With the knowledge that the probability of a hash collision is (see: Hash Collision Probabilities):
1 - e^((-k * (k - 1)) / (2 * n))
Where k is the number of input values and n is the number of possible hash values. I want to find the solution for n, given the probability of collisions is z:
1 - e^((-k * (k - 1)) / (2 * n)) - z = 0
Utilizing Mathematica, I entered:
Reduce[1 - e^((-k*(k-1))/(2*n)) - z == 0, n]
Output:
C[1] \[Element] Integers
&& -1 + z != 0
&& ((n != 0 && (k == 0 || k == 1) && z == 0)
|| (2 I \[Pi] C[1] + Log[1/(1 - z)] != 0 && (-1 + k) k != 0
&& n == ((-1 + k) k)/(2 (2 I \[Pi] C[1] + Log[1/(1 - z)]))))
Now, I'm not sure what value to use for C[1] and the meaning of 'I'. I need to translate the equation into C code.

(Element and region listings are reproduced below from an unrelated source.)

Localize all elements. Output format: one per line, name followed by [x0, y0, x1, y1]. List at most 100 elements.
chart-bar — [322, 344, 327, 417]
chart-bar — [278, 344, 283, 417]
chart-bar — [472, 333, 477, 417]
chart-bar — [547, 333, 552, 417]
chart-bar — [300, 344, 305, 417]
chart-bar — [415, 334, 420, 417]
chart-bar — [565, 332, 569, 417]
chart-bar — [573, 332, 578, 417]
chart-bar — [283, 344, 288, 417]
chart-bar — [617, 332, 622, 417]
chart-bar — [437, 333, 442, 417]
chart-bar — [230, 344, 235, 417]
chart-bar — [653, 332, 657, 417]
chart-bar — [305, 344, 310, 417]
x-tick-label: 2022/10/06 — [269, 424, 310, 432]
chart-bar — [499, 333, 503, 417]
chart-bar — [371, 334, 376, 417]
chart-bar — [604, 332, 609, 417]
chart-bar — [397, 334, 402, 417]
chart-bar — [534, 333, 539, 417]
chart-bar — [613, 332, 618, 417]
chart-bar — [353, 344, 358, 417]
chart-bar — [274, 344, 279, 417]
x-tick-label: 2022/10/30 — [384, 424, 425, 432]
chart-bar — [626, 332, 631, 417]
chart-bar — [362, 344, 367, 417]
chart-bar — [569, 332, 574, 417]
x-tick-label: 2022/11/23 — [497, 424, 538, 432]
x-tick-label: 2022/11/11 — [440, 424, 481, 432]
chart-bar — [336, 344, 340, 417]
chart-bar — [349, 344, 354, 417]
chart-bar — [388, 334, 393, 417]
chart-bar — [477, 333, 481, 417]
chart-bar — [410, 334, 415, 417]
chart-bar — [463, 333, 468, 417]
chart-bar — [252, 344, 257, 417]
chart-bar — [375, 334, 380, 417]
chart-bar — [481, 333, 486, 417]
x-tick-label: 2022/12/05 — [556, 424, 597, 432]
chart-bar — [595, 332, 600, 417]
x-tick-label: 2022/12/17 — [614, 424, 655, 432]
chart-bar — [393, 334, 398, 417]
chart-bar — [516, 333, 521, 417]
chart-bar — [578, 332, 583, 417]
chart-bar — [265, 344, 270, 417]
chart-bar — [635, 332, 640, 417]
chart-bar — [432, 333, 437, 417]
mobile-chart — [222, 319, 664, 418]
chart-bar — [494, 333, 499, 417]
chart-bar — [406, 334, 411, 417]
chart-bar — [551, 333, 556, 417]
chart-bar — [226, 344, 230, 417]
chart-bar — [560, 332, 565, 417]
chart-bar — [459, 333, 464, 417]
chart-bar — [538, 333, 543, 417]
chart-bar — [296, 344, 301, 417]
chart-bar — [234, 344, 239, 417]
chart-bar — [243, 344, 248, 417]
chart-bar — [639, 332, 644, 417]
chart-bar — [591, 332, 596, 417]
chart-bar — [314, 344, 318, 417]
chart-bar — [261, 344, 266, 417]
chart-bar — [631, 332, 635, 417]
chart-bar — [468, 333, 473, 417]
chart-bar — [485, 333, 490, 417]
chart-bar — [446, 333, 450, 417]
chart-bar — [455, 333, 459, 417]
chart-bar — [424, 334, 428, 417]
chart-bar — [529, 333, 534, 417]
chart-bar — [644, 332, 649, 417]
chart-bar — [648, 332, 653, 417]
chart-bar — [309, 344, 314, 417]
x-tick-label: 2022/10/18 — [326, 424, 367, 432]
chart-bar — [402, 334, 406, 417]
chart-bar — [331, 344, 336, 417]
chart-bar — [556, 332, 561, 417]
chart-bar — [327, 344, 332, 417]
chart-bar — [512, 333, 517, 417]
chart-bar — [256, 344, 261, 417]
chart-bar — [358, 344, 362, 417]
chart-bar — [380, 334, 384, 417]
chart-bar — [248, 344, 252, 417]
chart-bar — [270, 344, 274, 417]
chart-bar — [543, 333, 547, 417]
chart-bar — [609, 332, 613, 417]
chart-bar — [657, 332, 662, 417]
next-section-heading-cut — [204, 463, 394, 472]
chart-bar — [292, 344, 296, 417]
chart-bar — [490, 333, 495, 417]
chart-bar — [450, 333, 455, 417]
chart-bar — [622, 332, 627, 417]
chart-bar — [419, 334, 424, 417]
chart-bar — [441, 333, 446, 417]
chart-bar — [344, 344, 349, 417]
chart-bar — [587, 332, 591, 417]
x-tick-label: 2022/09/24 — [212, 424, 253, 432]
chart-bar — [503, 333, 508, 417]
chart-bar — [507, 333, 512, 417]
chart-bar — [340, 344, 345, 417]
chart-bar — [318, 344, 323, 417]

If I instead use Solve and limit the domain to Reals:
I get:
$$n = \frac{-k + k^2}{2log(\frac{1}{1 - z})}$$
Where (0 < k < 1 && 0 < z < 1) || (0 < k < 1 && z < 0) || (k > 1 && 0 < z < 1) || (k > 1 && z < 0) || (k < 0 && 0 < z < 1) || (k < 0 && z < 0)